Normal operating rooms do not generally have the diagnostic equipment that are standard in catheterization labs, nor do these labs have surgical capabilities. This means that patients must be transferred, often in an emergency, to another room that could be several floors away in a hospital.

“In the hybrid lab patients coming in for a procedure are fully awake and alert,” Schwartz says. “Normal procedures are done with a catheter through the groin or in an artery in the arm and are less invasive. But patients can quickly be put under with general (anesthesia) and the surgeon can open them up if needed.”

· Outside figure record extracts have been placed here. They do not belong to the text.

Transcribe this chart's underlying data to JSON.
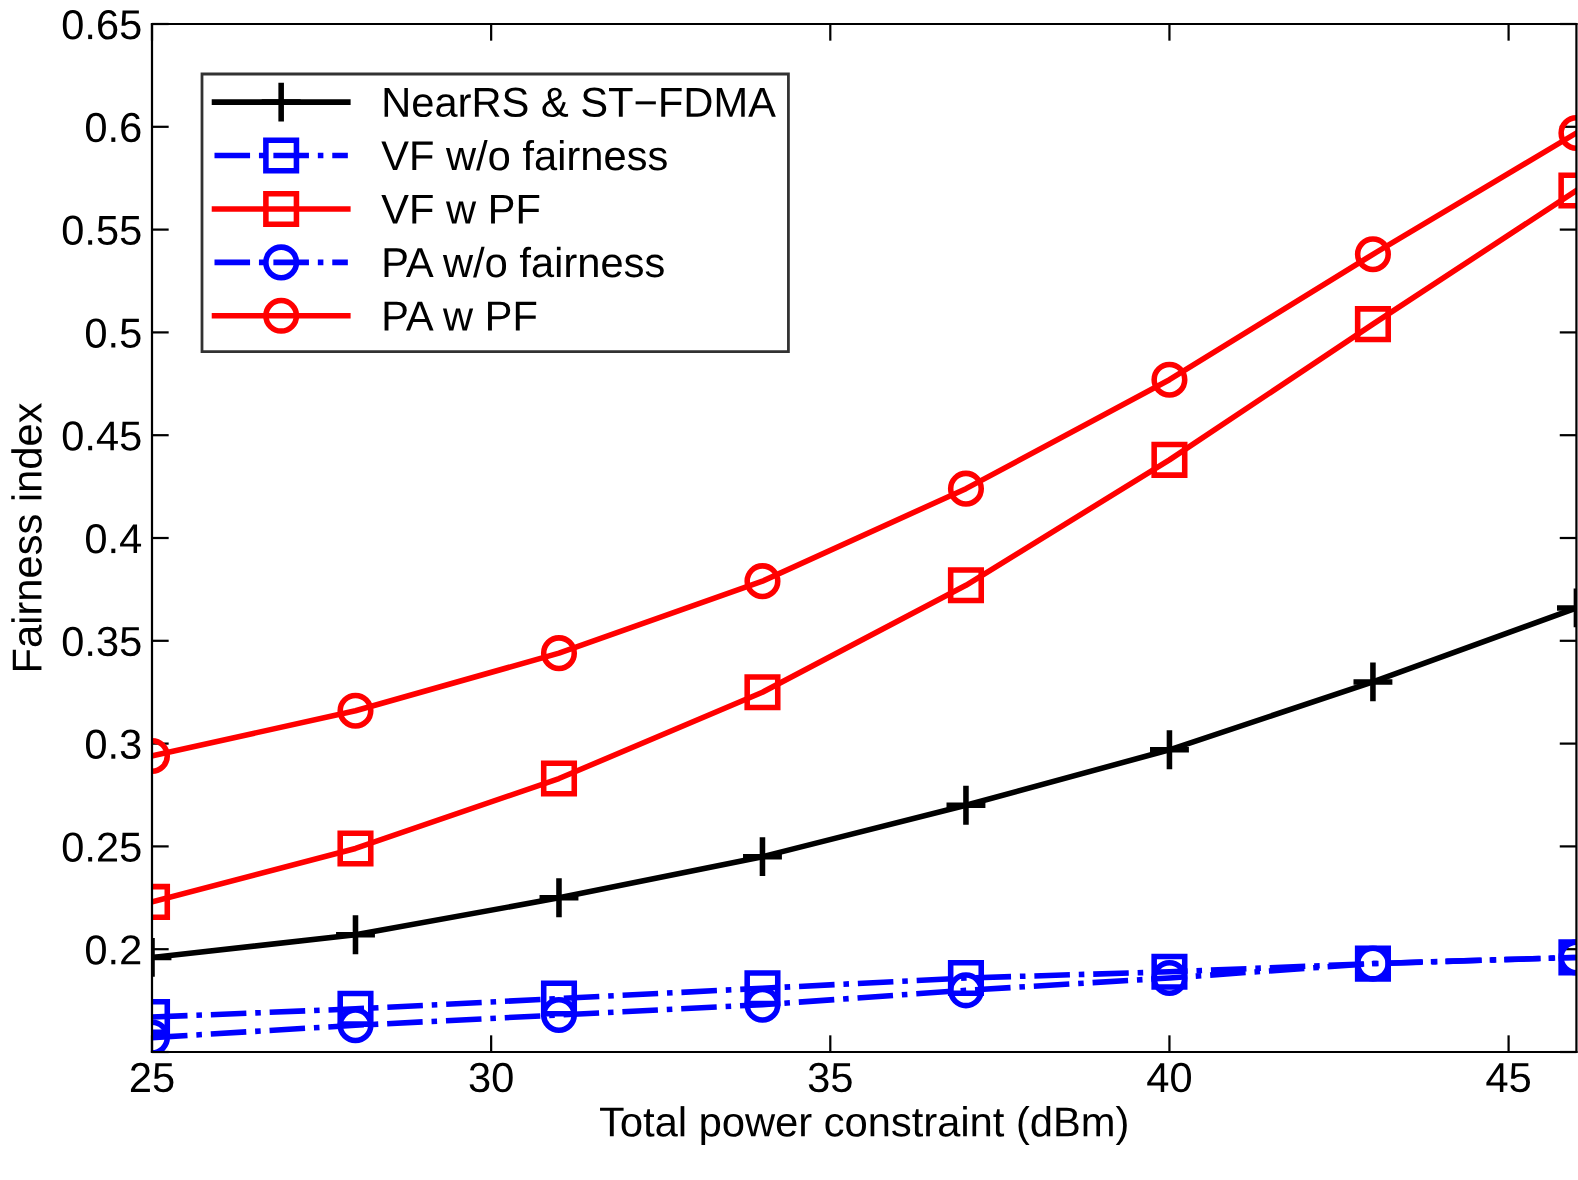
{
  "chart_data": {
    "type": "line",
    "xlabel": "Total power constraint (dBm)",
    "ylabel": "Fairness index",
    "x": [
      25,
      28,
      31,
      34,
      37,
      40,
      43,
      46
    ],
    "series": [
      {
        "name": "NearRS & ST−FDMA",
        "color": "#000000",
        "marker": "cross",
        "line_style": "solid",
        "values": [
          0.196,
          0.207,
          0.225,
          0.245,
          0.27,
          0.297,
          0.33,
          0.366
        ]
      },
      {
        "name": "VF w/o fairness",
        "color": "#0000ff",
        "marker": "square",
        "line_style": "dashdot",
        "values": [
          0.167,
          0.171,
          0.176,
          0.181,
          0.186,
          0.189,
          0.193,
          0.196
        ]
      },
      {
        "name": "VF w PF",
        "color": "#ff0000",
        "marker": "square",
        "line_style": "solid",
        "values": [
          0.223,
          0.249,
          0.283,
          0.325,
          0.377,
          0.438,
          0.504,
          0.569
        ]
      },
      {
        "name": "PA w/o fairness",
        "color": "#0000ff",
        "marker": "circle",
        "line_style": "dashdot",
        "values": [
          0.157,
          0.163,
          0.168,
          0.173,
          0.18,
          0.186,
          0.193,
          0.196
        ]
      },
      {
        "name": "PA w PF",
        "color": "#ff0000",
        "marker": "circle",
        "line_style": "solid",
        "values": [
          0.294,
          0.316,
          0.344,
          0.379,
          0.424,
          0.477,
          0.538,
          0.597
        ]
      }
    ],
    "xlim": [
      25,
      46
    ],
    "xticks": [
      25,
      30,
      35,
      40,
      45
    ],
    "ylim": [
      0.15,
      0.65
    ],
    "yticks": [
      {
        "value": 0.15,
        "label": null
      },
      0.2,
      0.25,
      0.3,
      0.35,
      0.4,
      0.45,
      0.5,
      0.55,
      0.6,
      0.65
    ],
    "grid": false,
    "legend": "top left"
  }
}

Hybrid labs have sophisticated state-of-the-art equipment, including CAT scan machines, electrocardiograms and heart scans, allowing physicians to pull up images immediately for a closer, more detailed look at what’s going on with each patient.

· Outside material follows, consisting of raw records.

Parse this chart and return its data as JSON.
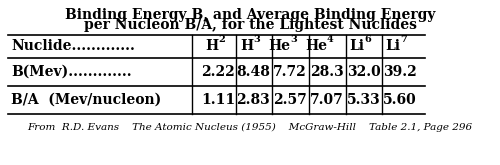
{
  "title_line1": "Binding Energy B, and Average Binding Energy",
  "title_line2": "per Nucleon B/A, for the Lightest Nuclides",
  "col_headers": [
    [
      "H",
      "2"
    ],
    [
      "H",
      "3"
    ],
    [
      "He",
      "3"
    ],
    [
      "He",
      "4"
    ],
    [
      "Li",
      "6"
    ],
    [
      "Li",
      "7"
    ]
  ],
  "row0_label": "Nuclide.............",
  "row1_label": "B(Mev).............",
  "row2_label": "B/A  (Mev/nucleon)",
  "row1_values": [
    "2.22",
    "8.48",
    "7.72",
    "28.3",
    "32.0",
    "39.2"
  ],
  "row2_values": [
    "1.11",
    "2.83",
    "2.57",
    "7.07",
    "5.33",
    "5.60"
  ],
  "footnote": "From  R.D. Evans    The Atomic Nucleus (1955)    McGraw-Hill    Table 2.1, Page 296",
  "title_fontsize": 10,
  "table_fontsize": 10,
  "footnote_fontsize": 7.5
}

Even with the equipment available right inside the hybrid room sometimes patients must still be moved, but Schwartz says this is very rare. Only two patients have needed emergency open heart surgery and one has needed to go on a heart/lung machine since the hybrid lab opened.

“Everything is right here in the lab,” Schwartz says. “We performed those two open heart surgeries without moving the patient. Surgeons have everything they need right here.”

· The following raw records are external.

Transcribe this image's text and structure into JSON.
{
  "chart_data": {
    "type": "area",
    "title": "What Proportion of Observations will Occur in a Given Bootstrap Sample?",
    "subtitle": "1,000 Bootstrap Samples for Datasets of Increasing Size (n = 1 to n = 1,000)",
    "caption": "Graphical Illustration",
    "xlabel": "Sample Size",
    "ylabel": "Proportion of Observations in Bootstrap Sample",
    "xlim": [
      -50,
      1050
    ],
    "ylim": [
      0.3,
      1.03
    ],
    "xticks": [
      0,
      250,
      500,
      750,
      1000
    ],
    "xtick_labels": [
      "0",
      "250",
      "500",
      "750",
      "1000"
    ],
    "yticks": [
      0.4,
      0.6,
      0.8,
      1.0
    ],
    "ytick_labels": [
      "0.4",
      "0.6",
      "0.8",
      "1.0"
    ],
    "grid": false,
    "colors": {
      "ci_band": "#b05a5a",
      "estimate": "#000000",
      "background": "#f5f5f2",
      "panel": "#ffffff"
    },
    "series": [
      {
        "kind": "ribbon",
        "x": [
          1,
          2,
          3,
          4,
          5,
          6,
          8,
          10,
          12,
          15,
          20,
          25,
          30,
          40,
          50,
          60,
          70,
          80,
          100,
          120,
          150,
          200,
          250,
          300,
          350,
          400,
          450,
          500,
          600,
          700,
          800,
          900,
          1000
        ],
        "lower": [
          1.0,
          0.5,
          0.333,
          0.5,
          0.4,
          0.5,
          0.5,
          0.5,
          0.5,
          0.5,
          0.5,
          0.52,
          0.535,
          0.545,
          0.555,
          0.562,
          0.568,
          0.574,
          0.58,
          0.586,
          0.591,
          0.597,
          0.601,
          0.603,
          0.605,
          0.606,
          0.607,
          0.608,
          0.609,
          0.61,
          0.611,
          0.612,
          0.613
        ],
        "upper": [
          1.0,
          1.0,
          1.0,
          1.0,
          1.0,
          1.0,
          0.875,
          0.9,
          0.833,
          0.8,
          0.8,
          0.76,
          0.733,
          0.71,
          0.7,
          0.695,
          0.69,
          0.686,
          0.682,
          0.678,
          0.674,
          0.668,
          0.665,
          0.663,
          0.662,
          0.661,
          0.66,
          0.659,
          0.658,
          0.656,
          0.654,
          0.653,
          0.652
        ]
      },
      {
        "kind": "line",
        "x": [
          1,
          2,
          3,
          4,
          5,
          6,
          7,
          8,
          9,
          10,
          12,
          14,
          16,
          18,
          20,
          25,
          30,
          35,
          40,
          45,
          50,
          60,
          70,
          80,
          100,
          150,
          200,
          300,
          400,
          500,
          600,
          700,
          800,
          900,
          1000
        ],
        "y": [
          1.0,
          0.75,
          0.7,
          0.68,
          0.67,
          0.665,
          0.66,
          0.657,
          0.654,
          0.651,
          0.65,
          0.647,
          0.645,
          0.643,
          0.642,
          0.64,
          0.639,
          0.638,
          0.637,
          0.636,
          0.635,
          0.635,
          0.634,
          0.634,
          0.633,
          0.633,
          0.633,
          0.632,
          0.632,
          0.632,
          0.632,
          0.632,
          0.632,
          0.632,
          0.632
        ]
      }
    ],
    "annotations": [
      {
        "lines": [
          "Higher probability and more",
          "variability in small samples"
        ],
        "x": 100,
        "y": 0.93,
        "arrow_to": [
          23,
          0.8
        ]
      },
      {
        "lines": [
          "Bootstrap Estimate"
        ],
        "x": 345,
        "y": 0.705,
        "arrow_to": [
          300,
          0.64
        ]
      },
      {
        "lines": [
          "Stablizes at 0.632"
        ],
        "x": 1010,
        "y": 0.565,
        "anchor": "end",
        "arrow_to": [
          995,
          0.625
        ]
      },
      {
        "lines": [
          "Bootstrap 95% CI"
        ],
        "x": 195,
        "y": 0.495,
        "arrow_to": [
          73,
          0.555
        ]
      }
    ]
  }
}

Though the basic percentage of patients that go on to need open heart surgery has not changed much having the more state-of-the-art hybrid facility available and designed specifically for this purpose has put Kettering Health Network on the forefront of heart and vascular treatment.

“There are other hybrid labs out there but ours is probably one of the top 10 in the country,” Schwartz says. “Groups come from other hospitals to look at what we are doing here in Dayton.”

Today most heart disease procedures are treated in a catheterization lab, but valve repairs or replacements or repairing holes in the heart have generally required open heart surgery. Now most of the heart and vascular patients can be treated in the less invasive hybrid lab setting.

“We were doing about 100 cases when we opened the lab and it’s increasing every year,” Schwartz says. “We did about 150 this year and next year we expect 200.”

To get an idea of what less invasive really means when it comes to heart surgery Schwartz says that just five years ago patients with valve conditions, like aortic stenosis, could expect a four- to six-hour operation during which their chests would be cracked open and afterward an average six-day stay in the hospital. Recovery time could last as long as six months, during which patients could not usually return to work.

“Now our patients are awake and talking throughout the procedure,” Schwartz says. “They are usually sitting in a chair four hours later and they can go home the next day. They have no restrictions after five days post surgery.”

Schwartz says that patients continue to be amazed at their quick recovery times and that the hybrid lab has revolutionized the way people are treated for valvular problems.

“Our very first patient had her procedure done on the Tuesday before Thanksgiving and went home Thursday morning,” Schwartz says. “She showed up at church on Sunday and everyone asked her why she was there. That’s how rapidly people recover.”

Schwartz says the network is planning a second hybrid lab over the next few years, directly across from the current lab. And the current lab is continually updated and equipped with the latest X-ray and diagnostic equipment to ensure all patients have an opportunity for minimally invasive procedures, even those with severe defects.

“I’d like to emphasize that it’s not the lab that makes this possible,” Schwartz says. “It also adds safety and capability to make newer, cutting-edge procedures available. And it gives cardiologists and surgeons advanced equipment to offer patients the opportunity to get their hearts fixed and move on with their lives as quickly as possible.”